Something which you can always rely on in the City is constant change. However, the changes born out of necessity over the last year or so have left many of us feeling disconcerted, admits Baroness Helena Morrissey.
“In some ways [change] is a good thing,” said Helena. “It allows us to get used to adapting, learning, and moving on.
“But there are some things that never change, and one of them is leadership.”
Although Helena’s career history includes several leadership roles at many of the world’s best-known investment management companies, she believes the concept of a leader transcends a job title.
“Leading is about how you behave and the attitude you bring to what you do. I think you can lead from wherever you are in a team, even if you are the most junior member.”
Never waste a good crisis
Regardless of your position in the hierarchy of an organisation, it is important to identify the correct blend of skills needed to be an effective leader. Being able to evolve in the face of unpredictable circumstances has arguably never been more vital than over the course of the COVID-19 pandemic.
“Only 5% of the workforce were working remotely before March 2020,” said Helena.
The sudden jolt out of the office to the new normal of working from home a year and a half ago, Helena said, has led to many feeling that they are unable to switch off and are effectively living at work.
“We’ve lost perspective. Working around the clock, without breaks and without exercise and fresh air is obviously bad for your mental health.
“I think it is incumbent on all of us now to start to consider the lessons learned from doing things differently, what are the new skills we need and what it means for your career and the way you do your job.
“All these things are now up for grabs.”
A new skillset
During her more than 30 years working in the City, Helena has never before seen a more fruitful opportunity to make positive and dramatic changes to the status quo of working life.
Helena has first-hand experience of a crisis producing opportunities for positive change through her work with the 30% Club – a campaign group she founded in 2010 to take action to increase gender diversity on boards and senior management teams.
In 2010, less than 10% of board seats were held by women. That number has now massively increased to around 34%, but the catalyst for this shift, Helena said, was the global financial crisis.
“When we had the financial crisis, all bets were off,” said Helena.
“At that point, nobody could claim that the boards of banks were set up effectively.”
With this realisation came the obvious question: What needs to change?
Along with the many improvements in corporate governance since then, Helena explained, there also came the examination of the effects of having so many leadership positions occupied by men from similar social and educational backgrounds, and the dangerous groupthink that this led to.
Through her work with various company Chairs to help identify women who would bring a fresh perspective and valuable insights to their board setup, Helena came to realise the importance of ‘soft skills’ in working to find the right solutions.

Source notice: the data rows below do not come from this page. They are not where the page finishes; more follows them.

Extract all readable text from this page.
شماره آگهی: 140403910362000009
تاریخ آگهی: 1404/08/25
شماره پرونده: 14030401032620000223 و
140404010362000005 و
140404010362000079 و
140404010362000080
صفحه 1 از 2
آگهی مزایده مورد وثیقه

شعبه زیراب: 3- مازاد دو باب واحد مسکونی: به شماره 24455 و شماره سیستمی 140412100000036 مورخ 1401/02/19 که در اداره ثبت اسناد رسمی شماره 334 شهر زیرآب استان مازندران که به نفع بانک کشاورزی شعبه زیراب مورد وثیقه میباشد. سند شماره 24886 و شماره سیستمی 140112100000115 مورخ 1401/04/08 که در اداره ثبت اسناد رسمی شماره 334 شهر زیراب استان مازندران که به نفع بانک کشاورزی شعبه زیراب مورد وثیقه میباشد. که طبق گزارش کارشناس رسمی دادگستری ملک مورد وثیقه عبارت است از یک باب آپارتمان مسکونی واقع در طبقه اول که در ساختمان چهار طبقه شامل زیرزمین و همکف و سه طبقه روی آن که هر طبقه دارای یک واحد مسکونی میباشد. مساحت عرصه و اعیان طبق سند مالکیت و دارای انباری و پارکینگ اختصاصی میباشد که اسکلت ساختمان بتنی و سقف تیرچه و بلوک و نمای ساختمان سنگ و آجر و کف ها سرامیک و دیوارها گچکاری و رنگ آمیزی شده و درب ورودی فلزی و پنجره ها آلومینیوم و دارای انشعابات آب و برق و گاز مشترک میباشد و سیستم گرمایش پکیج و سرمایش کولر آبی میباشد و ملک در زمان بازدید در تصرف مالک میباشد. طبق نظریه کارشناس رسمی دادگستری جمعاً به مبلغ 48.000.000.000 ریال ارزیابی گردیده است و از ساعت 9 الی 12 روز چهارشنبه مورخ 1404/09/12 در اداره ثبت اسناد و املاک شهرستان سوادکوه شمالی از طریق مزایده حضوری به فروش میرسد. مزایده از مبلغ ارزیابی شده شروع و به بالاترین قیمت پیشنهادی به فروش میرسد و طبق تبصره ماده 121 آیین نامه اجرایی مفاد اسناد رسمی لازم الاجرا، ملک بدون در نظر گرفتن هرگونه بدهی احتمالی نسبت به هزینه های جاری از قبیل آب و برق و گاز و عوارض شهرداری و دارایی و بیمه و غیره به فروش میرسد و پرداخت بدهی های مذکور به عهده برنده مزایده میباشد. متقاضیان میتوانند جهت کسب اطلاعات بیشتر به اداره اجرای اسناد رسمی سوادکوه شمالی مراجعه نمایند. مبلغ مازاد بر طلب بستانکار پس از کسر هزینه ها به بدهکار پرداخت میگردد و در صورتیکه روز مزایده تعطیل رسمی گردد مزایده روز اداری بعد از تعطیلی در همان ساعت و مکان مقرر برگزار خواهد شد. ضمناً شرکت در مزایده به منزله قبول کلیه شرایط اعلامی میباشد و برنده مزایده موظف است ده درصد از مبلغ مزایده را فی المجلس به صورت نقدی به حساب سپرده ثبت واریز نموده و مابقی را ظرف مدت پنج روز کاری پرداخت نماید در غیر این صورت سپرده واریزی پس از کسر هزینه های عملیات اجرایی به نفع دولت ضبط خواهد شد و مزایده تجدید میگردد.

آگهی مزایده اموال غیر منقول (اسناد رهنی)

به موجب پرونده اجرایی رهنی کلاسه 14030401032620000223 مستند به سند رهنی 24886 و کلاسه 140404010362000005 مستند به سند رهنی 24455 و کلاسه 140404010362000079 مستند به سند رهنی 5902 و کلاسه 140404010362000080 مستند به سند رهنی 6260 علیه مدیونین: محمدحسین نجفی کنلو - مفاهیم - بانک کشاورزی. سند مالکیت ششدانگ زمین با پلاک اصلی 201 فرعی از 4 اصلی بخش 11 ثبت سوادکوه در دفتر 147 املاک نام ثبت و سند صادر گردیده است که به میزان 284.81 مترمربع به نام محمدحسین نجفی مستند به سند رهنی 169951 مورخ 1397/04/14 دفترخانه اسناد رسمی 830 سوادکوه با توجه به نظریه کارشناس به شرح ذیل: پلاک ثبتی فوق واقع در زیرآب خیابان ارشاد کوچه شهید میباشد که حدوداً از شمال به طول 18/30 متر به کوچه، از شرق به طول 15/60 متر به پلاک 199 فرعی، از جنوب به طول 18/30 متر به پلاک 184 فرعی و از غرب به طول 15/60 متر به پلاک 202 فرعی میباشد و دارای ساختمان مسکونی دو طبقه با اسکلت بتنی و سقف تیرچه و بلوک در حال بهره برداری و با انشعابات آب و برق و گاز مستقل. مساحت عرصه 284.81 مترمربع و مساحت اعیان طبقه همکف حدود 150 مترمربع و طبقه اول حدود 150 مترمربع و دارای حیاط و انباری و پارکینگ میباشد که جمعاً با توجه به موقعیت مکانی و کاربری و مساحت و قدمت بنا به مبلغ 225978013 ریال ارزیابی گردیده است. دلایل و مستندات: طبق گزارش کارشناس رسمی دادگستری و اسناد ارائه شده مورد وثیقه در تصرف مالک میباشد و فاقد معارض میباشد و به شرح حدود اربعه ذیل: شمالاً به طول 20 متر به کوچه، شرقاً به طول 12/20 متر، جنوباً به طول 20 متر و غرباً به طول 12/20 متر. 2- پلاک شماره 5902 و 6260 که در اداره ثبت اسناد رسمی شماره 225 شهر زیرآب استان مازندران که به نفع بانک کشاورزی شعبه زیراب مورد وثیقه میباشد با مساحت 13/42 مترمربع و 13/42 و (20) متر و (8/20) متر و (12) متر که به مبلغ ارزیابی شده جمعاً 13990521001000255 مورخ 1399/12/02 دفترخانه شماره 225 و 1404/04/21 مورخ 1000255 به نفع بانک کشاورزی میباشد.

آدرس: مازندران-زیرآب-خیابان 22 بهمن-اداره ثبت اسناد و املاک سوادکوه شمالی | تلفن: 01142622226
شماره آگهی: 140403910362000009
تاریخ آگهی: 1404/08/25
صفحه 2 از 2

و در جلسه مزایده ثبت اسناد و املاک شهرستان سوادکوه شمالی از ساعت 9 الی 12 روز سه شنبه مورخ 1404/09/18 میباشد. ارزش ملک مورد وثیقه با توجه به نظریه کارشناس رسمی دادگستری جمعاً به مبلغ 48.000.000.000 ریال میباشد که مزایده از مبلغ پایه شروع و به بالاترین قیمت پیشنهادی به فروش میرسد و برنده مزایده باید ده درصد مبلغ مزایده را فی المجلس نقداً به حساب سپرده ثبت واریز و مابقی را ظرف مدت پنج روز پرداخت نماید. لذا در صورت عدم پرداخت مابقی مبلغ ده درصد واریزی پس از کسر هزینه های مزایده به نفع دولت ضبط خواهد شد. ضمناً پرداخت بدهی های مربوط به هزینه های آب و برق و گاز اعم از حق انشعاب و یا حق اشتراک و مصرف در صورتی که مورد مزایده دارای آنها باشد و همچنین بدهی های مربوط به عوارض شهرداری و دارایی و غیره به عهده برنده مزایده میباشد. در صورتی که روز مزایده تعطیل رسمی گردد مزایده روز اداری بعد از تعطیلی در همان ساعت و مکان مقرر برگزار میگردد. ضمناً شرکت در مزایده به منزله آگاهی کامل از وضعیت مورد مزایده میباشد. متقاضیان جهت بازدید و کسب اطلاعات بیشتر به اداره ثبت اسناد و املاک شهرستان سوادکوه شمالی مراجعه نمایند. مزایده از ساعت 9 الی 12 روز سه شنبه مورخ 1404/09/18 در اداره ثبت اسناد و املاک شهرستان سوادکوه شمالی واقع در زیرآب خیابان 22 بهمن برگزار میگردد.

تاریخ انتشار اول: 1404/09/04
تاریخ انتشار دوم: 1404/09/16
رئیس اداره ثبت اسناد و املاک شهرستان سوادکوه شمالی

It is these ‘soft skills’ that Helena believes will be incredibly valuable in the rapidly approaching post-Covid landscape CAs will be operating in.
Within this new work environment, technical expertise is a given. This is not to diminish the achievement of obtaining these skills and the importance of continued learning, rather that there is now an opportunity to display an adept ability to make sound judgements and to communicate them well.
Helena said: “The difference between having a good career and a great career will be your resilience, the way you make decisions involving others, thinking innovatively and being agile.
“We are shaping the future, not replicating the past.”
Future proof your career
Helena made it clear that there are actions that can be taken by individuals to help put them on a positive path in their career journey.
“I want to encourage you to be open and contribute your ideas, don’t wait for other people to tell you what to do.”
Helena also believes that the importance of approaching complex problems with a creative mindset and the courage to break out of the pre-prescribed ways of working that might be the norm will be invaluable. The openness to embrace experimentation, while listening to diverse views, including your own, will set an individual apart as someone who realises the value of listening and taking educated risks.
Being conscious of your own physical and mental wellbeing is also critical in Helena’s opinion.
“You can’t have a fantastic career while continuing to learn new skills if you are having a chaotic life and are unwell,” she said.
“You need to learn how to sustain your energy and realise the mechanisms that allow you to recharge.”
Helena’s final piece of advice is to have a mentor.
“None of us can operate for a long time as an island. I’ve learned that however much you prepare, there will be setbacks and you need sounding boards and allies who will be there for you and encourage you to pick yourself up and use the experience as a springboard.”